Forecasters are predicting a 35 percent chance of an above-normal season, a 40 percent chance of a near-normal season, and a 25 percent chance of a below-normal season for the upcoming hurricane season, which extends from June 1 to November 30.
National Oceanic and Atmospheric Administration forecasters predict a 70-percent likelihood of 10 to 16 named storms (winds of 39 mph or higher), of which five to nine could become hurricanes (winds of 74 mph or higher), including one to four major hurricanes (category 3, 4 or 5; with winds of 111 mph or higher). An average hurricane season produces 12 named storms, of which six become hurricanes, including three major hurricanes.
“With the advances made in hardware and computing over the course of the last year, the ability of NOAA scientists to both predict the path of storms and warn Americans who may find themselves in harm’s way is unprecedented,” said Secretary of Commerce Wilbur Ross in a statement. “The devastating hurricane season of 2017 demonstrated the necessity for prompt and accurate hurricane forecasts.”

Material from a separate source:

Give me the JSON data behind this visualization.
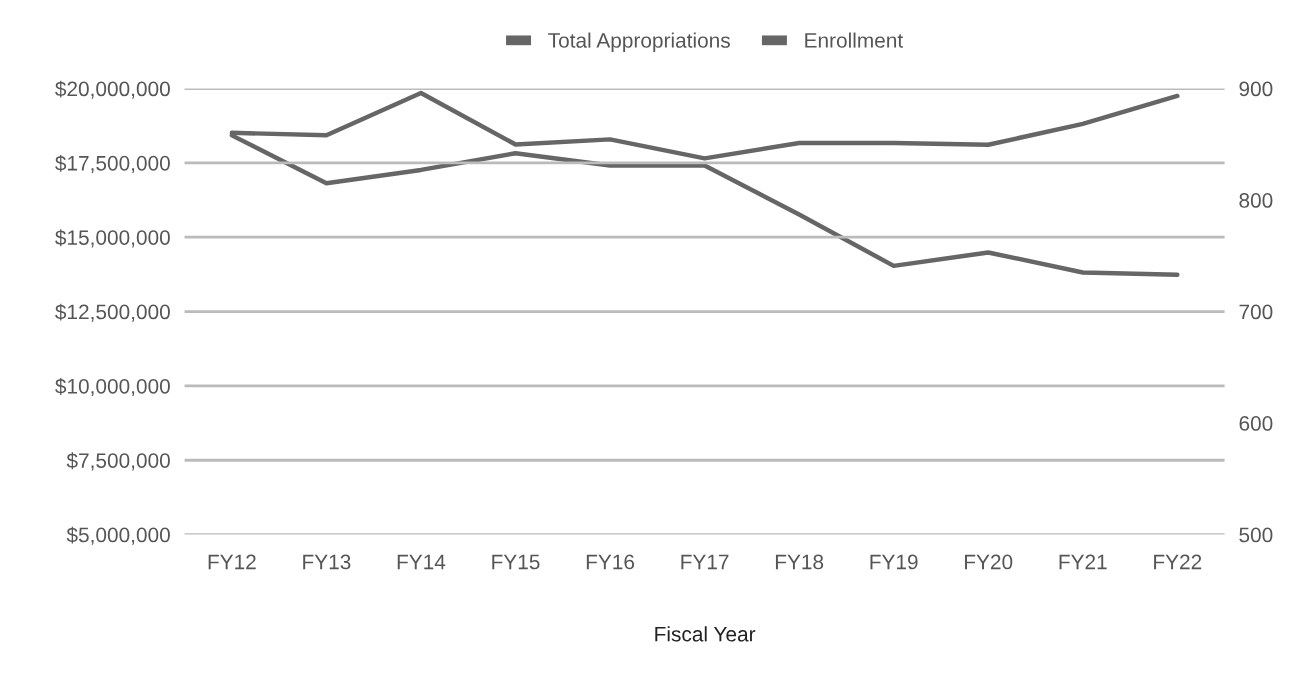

The possibility of a weak El Nino developing, along with near-average sea surface temperatures across the tropical Atlantic Ocean and Caribbean Sea, are two of the factors driving this outlook. These factors are set upon a backdrop of atmospheric and oceanic conditions that are conducive to hurricane development and have been producing stronger Atlantic hurricane seasons since 1995.
The National Weather Service is staffing up following the most destructive and busiest hurricane season recorded in 2017, making dozens of new hires, according to the Washington Post.
The Weather Service has since October hired 71 people in meteorological positions and will finalize about 30 to 40 additional hires in the next month. For the first time in several years, the agency’s hiring has outpaced the rate of people retiring from or leaving it. A net gain of seven people now work for the agency, which is part of the National Oceanic and Atmospheric Administration.
“We feel pretty positive this is going to continue and going to accelerate,” Mary Erickson, the Weather Service’s deputy director, told the newspaper.
If so, the new hires couldn't come at a better time for the Weather Service, which is charged with forecasting hurricanes, thunderstorms and other major weather events. The service was criticized by lawmakers and members of its union for hundreds of unfilled vacancies, mostly in meteorological positions, that endured throughout last year's deadly storm season — including Hurricanes Maria, Harvey and Irma.